Seth Rivard, co-owner of Rockford Brewing Co. north of Grand Rapids, has been making Fuzzy Nuggs hemp pale ale for the past five years, released each year on April 20th. The beer is made with hemp hearts, or seeds, which are readily available at stores.
“It’s a big hit. It’s tasty. It’s fun,” Rivard said in an email to MiBiz.
But when he also says “it’s legal” and that he didn’t need TTB approval, Mather disagrees.
Rivard contends the hemp hearts are included with types of fruits, vegetables, seeds and herbs that are exempt ingredients that meet pre-approval from the TTB. Mather said this is incorrect and a common misperception among brewers.
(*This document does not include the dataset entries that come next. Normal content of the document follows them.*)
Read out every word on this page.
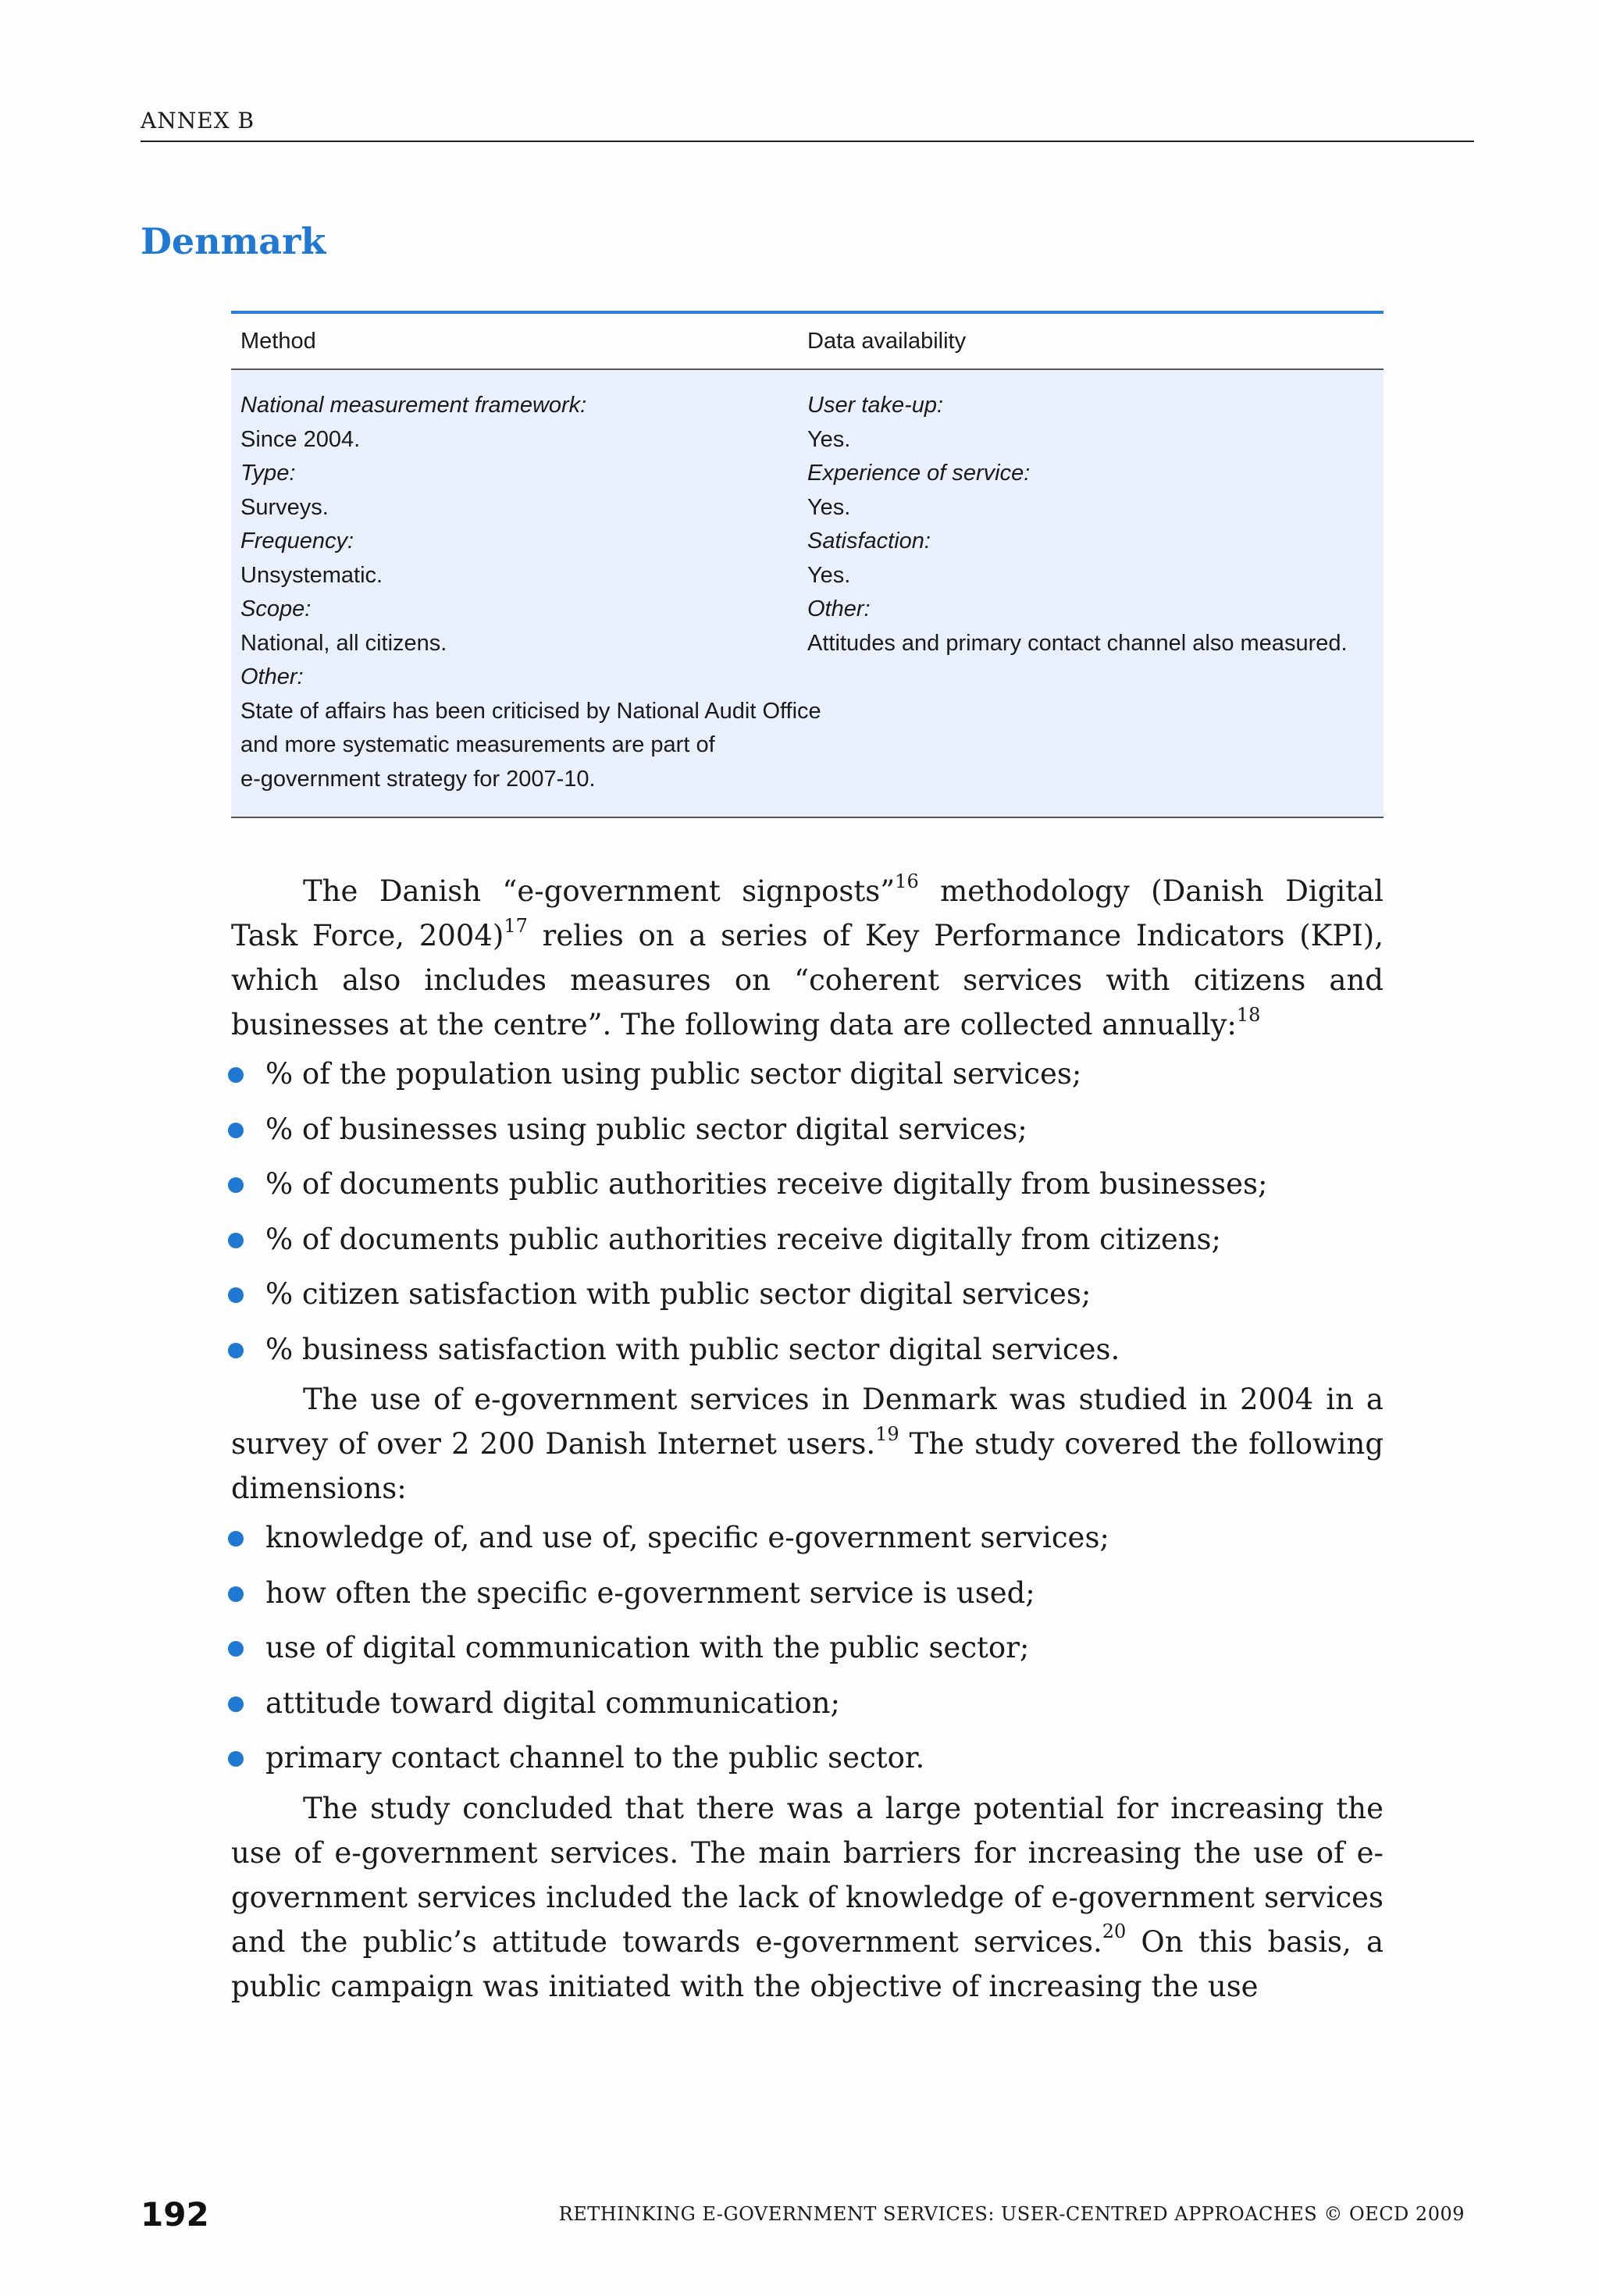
ANNEX B
Denmark
Method	Data availability
National measurement framework:
Since 2004.
Type:
Surveys.
Frequency:
Unsystematic.
Scope:
National, all citizens.
Other:
State of affairs has been criticised by National Audit Office
and more systematic measurements are part of
e-government strategy for 2007-10.
User take-up:
Yes.
Experience of service:
Yes.
Satisfaction:
Yes.
Other:
Attitudes and primary contact channel also measured.

The Danish “e-government signposts”$^{16}$ methodology (Danish Digital Task Force, 2004)$^{17}$ relies on a series of Key Performance Indicators (KPI), which also includes measures on “coherent services with citizens and businesses at the centre”. The following data are collected annually:$^{18}$

% of the population using public sector digital services;
% of businesses using public sector digital services;
% of documents public authorities receive digitally from businesses;
% of documents public authorities receive digitally from citizens;
% citizen satisfaction with public sector digital services;
% business satisfaction with public sector digital services.

The use of e-government services in Denmark was studied in 2004 in a survey of over 2 200 Danish Internet users.$^{19}$ The study covered the following dimensions:

knowledge of, and use of, specific e-government services;
how often the specific e-government service is used;
use of digital communication with the public sector;
attitude toward digital communication;
primary contact channel to the public sector.

The study concluded that there was a large potential for increasing the use of e-government services. The main barriers for increasing the use of e-government services included the lack of knowledge of e-government services and the public’s attitude towards e-government services.$^{20}$ On this basis, a public campaign was initiated with the objective of increasing the use

192	RETHINKING E-GOVERNMENT SERVICES: USER-CENTRED APPROACHES © OECD 2009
“I can understand why a brewer might think that’s true, but it’s not legally accurate,” Mather said.
Rivard responded: “Good to know.”
As federal authorities and breweries sort through the confusion of a cannabis-craft beer emerging market, Mather says there will likely be less room for error.
“As we move from an honest mistake to the potential for people to really be trying to get away with something, we may see more significant enforcement responses from the TTB,” Mather said.